Human Rights Watch researchers at the border between Ingushetia and Chechnya have learned that as many as 40,000 internally displaced persons are stranded on the Chechen side of the frontier, prevented by Russian troops from crossing to safety.
According to Ruslan Maskurov, the vice premiere of Ingushetia, Russian federal forces "do not permit anyone, including doctors or nurses," to access the displaced persons column. "We cannot do anything for those stuck on the Chechen side of the border," Maskurov told Human Rights Watch.
Some 200,000 Chechens have already fled to Ingushetia, placing a heavy strain on the tiny republic's indigenous population of 347,000. Ingush authorities have protested the border closure, saying they are willing to provide a safe haven for Chechnya's noncombatant population.
The head of the line of displaced persons is three miles from the nearest Ingush border post. Russian commanders argue that the threat of infiltration and terrorism requires that they rigorously screen Chechen civilians seeking to leave the embattled republic. According to Chechens who have been through the process, the federal authorities have erected a complex security screening procedure: officials check the record of each individual through a computerized databank, search their baggage, and question them vigorously. This cumbersome apparatus is unable to quickly process the flow of displaced Chechens.
Officials at the border have stated that 153 persons crossed into Ingushetia on November 1, followed by 423 people on Nov 2. The figure for November 3 at 5 p.m. was 1026, an encouraging increase that may have been prompted by a flurry of official border visits by United Nations representatives and Russian federal authorities. As long as the cumbersome screening procedure remains in effect, however, the column of displaced civilians is likely to grow.

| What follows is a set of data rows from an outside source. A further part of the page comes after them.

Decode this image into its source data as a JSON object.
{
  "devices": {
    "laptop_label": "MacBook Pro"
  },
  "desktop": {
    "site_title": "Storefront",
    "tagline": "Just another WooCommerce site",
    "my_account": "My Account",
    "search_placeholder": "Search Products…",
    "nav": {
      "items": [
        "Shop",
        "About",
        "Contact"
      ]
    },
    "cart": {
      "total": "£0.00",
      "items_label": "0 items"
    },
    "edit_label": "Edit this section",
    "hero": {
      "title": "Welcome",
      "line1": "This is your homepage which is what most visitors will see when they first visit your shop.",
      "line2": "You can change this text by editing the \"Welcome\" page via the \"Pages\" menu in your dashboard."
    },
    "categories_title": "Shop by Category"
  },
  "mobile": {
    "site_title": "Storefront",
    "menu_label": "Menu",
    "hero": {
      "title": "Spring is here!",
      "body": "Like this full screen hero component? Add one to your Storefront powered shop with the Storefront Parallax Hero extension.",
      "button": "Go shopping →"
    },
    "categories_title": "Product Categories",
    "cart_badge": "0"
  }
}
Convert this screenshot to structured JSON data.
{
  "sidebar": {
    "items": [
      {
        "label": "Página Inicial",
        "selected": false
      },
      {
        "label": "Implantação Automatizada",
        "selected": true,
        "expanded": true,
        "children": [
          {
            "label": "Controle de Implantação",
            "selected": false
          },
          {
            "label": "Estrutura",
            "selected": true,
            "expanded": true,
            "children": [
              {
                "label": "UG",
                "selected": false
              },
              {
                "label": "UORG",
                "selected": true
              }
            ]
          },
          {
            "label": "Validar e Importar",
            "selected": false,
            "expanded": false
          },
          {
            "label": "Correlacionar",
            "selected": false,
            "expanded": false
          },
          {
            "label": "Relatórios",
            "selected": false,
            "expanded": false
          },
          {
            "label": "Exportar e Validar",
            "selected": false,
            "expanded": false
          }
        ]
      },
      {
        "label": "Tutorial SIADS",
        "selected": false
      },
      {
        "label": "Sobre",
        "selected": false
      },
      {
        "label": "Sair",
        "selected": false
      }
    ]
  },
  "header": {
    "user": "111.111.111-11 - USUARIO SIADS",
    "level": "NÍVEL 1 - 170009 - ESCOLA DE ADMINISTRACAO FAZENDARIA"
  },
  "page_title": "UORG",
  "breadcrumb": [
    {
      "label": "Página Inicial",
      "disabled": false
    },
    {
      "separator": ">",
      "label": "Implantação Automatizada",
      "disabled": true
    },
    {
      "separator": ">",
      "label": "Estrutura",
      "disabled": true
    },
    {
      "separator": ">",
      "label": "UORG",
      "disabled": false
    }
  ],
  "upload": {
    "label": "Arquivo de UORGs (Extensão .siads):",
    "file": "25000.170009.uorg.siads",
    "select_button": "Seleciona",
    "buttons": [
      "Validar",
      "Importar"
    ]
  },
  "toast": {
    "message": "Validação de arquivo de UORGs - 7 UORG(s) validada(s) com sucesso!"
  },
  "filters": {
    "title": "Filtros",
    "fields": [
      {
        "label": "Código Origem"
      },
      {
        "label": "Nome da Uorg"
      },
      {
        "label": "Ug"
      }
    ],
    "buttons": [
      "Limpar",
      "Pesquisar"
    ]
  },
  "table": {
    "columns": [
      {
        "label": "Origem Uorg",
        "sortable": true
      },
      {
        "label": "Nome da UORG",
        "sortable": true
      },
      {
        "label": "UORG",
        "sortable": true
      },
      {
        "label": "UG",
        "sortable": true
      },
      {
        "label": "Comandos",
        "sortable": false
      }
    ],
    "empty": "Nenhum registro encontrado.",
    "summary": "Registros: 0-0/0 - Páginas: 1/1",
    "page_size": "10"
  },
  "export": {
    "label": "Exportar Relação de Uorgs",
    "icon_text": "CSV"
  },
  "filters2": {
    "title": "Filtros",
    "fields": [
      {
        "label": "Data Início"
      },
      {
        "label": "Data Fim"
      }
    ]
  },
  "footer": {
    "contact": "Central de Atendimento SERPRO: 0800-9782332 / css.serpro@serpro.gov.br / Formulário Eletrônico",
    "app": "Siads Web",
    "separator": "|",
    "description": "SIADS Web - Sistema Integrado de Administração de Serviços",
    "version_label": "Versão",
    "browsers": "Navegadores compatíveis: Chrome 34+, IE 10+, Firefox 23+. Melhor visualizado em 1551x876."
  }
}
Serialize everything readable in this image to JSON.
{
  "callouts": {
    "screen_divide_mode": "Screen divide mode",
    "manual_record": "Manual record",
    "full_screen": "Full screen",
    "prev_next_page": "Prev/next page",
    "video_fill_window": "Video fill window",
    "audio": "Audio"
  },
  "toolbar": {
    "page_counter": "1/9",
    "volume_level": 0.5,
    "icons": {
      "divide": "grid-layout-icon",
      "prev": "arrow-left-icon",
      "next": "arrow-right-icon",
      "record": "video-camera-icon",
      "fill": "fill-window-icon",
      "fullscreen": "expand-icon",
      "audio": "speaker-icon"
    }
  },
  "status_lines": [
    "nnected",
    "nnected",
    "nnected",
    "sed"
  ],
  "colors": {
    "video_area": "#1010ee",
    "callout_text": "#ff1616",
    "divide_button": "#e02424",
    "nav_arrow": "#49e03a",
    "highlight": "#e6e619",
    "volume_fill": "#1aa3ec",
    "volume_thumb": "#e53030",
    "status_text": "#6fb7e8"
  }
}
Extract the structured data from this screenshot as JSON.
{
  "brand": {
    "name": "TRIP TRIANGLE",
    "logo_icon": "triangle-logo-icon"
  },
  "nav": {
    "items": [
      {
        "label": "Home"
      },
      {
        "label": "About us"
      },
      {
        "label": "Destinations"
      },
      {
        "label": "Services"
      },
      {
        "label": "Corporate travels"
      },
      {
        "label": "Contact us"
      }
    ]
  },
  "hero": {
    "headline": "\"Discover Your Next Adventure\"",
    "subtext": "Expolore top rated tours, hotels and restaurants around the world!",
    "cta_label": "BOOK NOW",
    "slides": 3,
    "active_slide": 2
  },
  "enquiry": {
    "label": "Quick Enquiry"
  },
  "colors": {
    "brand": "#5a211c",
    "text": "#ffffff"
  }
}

Despite mounting domestic and international attention, Russian forces refuse to grant journalists access to the column of displaced persons. Ingush officials, relief workers, and medical personnel are also denied access, complicating attempts to provide a minimum of basic care. Several civilians have already died in the column, reportedly as a result of heart failure.
A senior Ingush police officer told Human Rights Watch that the authorities are sending bread and water across the border, but said he was unable to verify if the supplies were reaching the intended beneficiaries. "We have no access and thus have no idea if we are helping," he said.
The Russian military should allow immediate and unimpeded access to the column of displaced persons by Ingush authorities, relief agencies, human rights monitors, and the media. By placing tens of thousands of civilians in effective quarantine, Russian forces are violating their international obligations to protect civilians. Non-combatants fleeing the bombing should have free access to Ingushetia.